While Sen. Ted Cruz’s purported lock on the evangelical vote may be largely an illusion, as noted by RD’s Sarah Posner, it’s potent enough to rattle Donald Trump into making assertions about Cruz’s religiosity that may come back to haunt him.
Yesterday on Face the Nation, Trump doubled down on his suggestion that Cruz may not really be an evangelical since his family emigrated from Cuba. When host John Dickerson asked Trump to explain his December statement that “not too many evangelicals come out of Cuba,” Trump replied:
[I]t just means that Cuba, generally speaking, is a Catholic country. And you don’t equate evangelicals with Cuba. I don’t.
It’s obviously a dog whistle to evangelicals meant to stir up old animosities and fears about Catholicism. And it’s not only likely to backfire but also demonstrates Trump’s basic lack of religious knowledge—including about his own religion.
First of all, evangelicals have been making inroads in historically Catholic countries in Latin America, including Cuba, for decades. Today, only a little more than one-quarter of Cubans identify as Catholic; both Afro-Cuban religions like Santería and various evangelical Protestant denominations are more popular. So leaving aside the fact that Cruz’s father became a Baptist, (eventually a minister), after coming to the United States, its been a long time since Catholicism can be equated with Cuba.
Trump also suggested that, in fact, he is the authentic evangelical:
I think of evangelicals, and I have a—I guess I am. I’m Presbyterian. I’m Protestant.
While there are Presbyterian churches (both in the U.S. and in Cuba) that are considered evangelical, such as the Presbyterian Church in America, the Presbyterian Church (USA), the Protestant denomination that Trump has been formally affiliated with, is as mainline as they come. Despite his effort to appeal to them, Trump clearly has no idea what constitutes an evangelical.
But Trump’s biggest misstep is in asserting that any whiff of Catholicism would sour Evangelicals in Iowa and elsewhere on Cruz. After all, it was a Catholic–Evangelical convergence that propelled Sen. Rick Santorum to a win in Iowa in 2012, evidence of how conservatives from the two formerly hostile religious traditions have found common ground on issues like abortion and same-sex marriage that override theological divides on issues like scriptural authority and transubstantiation.

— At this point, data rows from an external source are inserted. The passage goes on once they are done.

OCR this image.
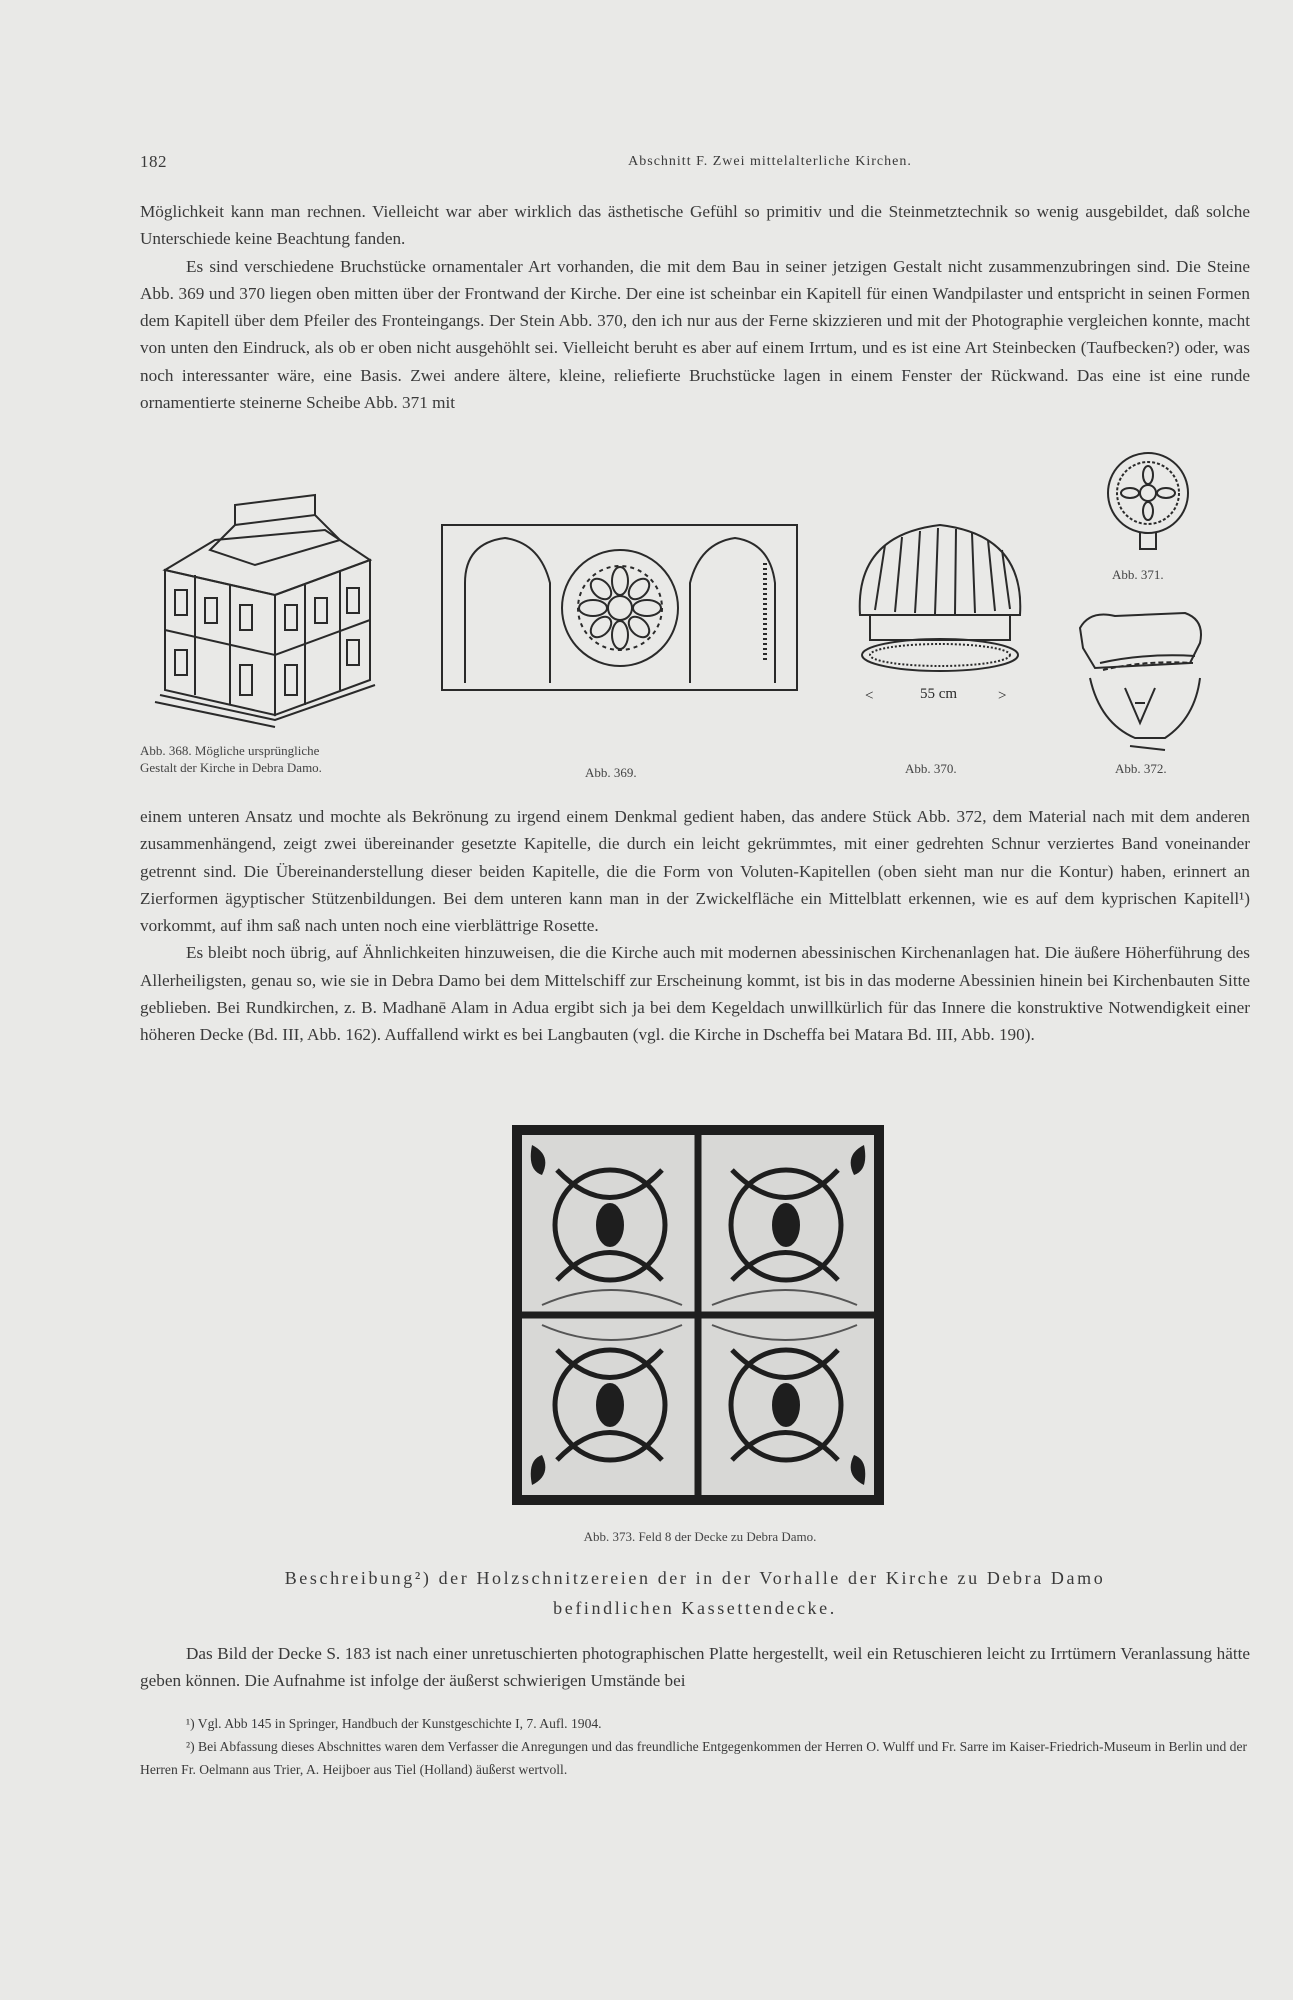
182	Abschnitt F. Zwei mittelalterliche Kirchen.

Möglichkeit kann man rechnen. Vielleicht war aber wirklich das ästhetische Gefühl so primitiv und die Steinmetztechnik so wenig ausgebildet, daß solche Unterschiede keine Beachtung fanden.

Es sind verschiedene Bruchstücke ornamentaler Art vorhanden, die mit dem Bau in seiner jetzigen Gestalt nicht zusammenzubringen sind. Die Steine Abb. 369 und 370 liegen oben mitten über der Frontwand der Kirche. Der eine ist scheinbar ein Kapitell für einen Wandpilaster und entspricht in seinen Formen dem Kapitell über dem Pfeiler des Fronteingangs. Der Stein Abb. 370, den ich nur aus der Ferne skizzieren und mit der Photographie vergleichen konnte, macht von unten den Eindruck, als ob er oben nicht ausgehöhlt sei. Vielleicht beruht es aber auf einem Irrtum, und es ist eine Art Steinbecken (Taufbecken?) oder, was noch interessanter wäre, eine Basis. Zwei andere ältere, kleine, reliefierte Bruchstücke lagen in einem Fenster der Rückwand. Das eine ist eine runde ornamentierte steinerne Scheibe Abb. 371 mit

Abb. 368. Mögliche ursprüngliche
Gestalt der Kirche in Debra Damo.	Abb. 369.
<	55 cm	>
Abb. 370.
Abb. 371.
Abb. 372.

einem unteren Ansatz und mochte als Bekrönung zu irgend einem Denkmal gedient haben, das andere Stück Abb. 372, dem Material nach mit dem anderen zusammenhängend, zeigt zwei übereinander gesetzte Kapitelle, die durch ein leicht gekrümmtes, mit einer gedrehten Schnur verziertes Band voneinander getrennt sind. Die Übereinanderstellung dieser beiden Kapitelle, die die Form von Voluten-Kapitellen (oben sieht man nur die Kontur) haben, erinnert an Zierformen ägyptischer Stützenbildungen. Bei dem unteren kann man in der Zwickelfläche ein Mittelblatt erkennen, wie es auf dem kyprischen Kapitell¹) vorkommt, auf ihm saß nach unten noch eine vierblättrige Rosette.

Es bleibt noch übrig, auf Ähnlichkeiten hinzuweisen, die die Kirche auch mit modernen abessinischen Kirchenanlagen hat. Die äußere Höherführung des Allerheiligsten, genau so, wie sie in Debra Damo bei dem Mittelschiff zur Erscheinung kommt, ist bis in das moderne Abessinien hinein bei Kirchenbauten Sitte geblieben. Bei Rundkirchen, z. B. Madhanē Alam in Adua ergibt sich ja bei dem Kegeldach unwillkürlich für das Innere die konstruktive Notwendigkeit einer höheren Decke (Bd. III, Abb. 162). Auffallend wirkt es bei Langbauten (vgl. die Kirche in Dscheffa bei Matara Bd. III, Abb. 190).

Abb. 373. Feld 8 der Decke zu Debra Damo.
Beschreibung²) der Holzschnitzereien der in der Vorhalle der Kirche zu Debra Damo
befindlichen Kassettendecke.

Das Bild der Decke S. 183 ist nach einer unretuschierten photographischen Platte hergestellt, weil ein Retuschieren leicht zu Irrtümern Veranlassung hätte geben können. Die Aufnahme ist infolge der äußerst schwierigen Umstände bei

¹) Vgl. Abb 145 in Springer, Handbuch der Kunstgeschichte I, 7. Aufl. 1904.

²) Bei Abfassung dieses Abschnittes waren dem Verfasser die Anregungen und das freundliche Entgegenkommen der Herren O. Wulff und Fr. Sarre im Kaiser-Friedrich-Museum in Berlin und der Herren Fr. Oelmann aus Trier, A. Heijboer aus Tiel (Holland) äußerst wertvoll.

And Trump is going to need those Catholics somewhere along the line if he hopes to win the GOP nomination, especially in the later part of the primary calendar as attention turns to Catholic-heavy Northeastern and Midwestern states like New Jersey, Connecticut, Pennsylvania, Illinois and Ohio. Then Trump may learn it’s one thing to demagogue a religious minority like Muslims that’s unpopular in some quarters, and another thing all together to suggest something unsavory about a denomination that accounted for one-quarter of the electorate in the last three presidential elections.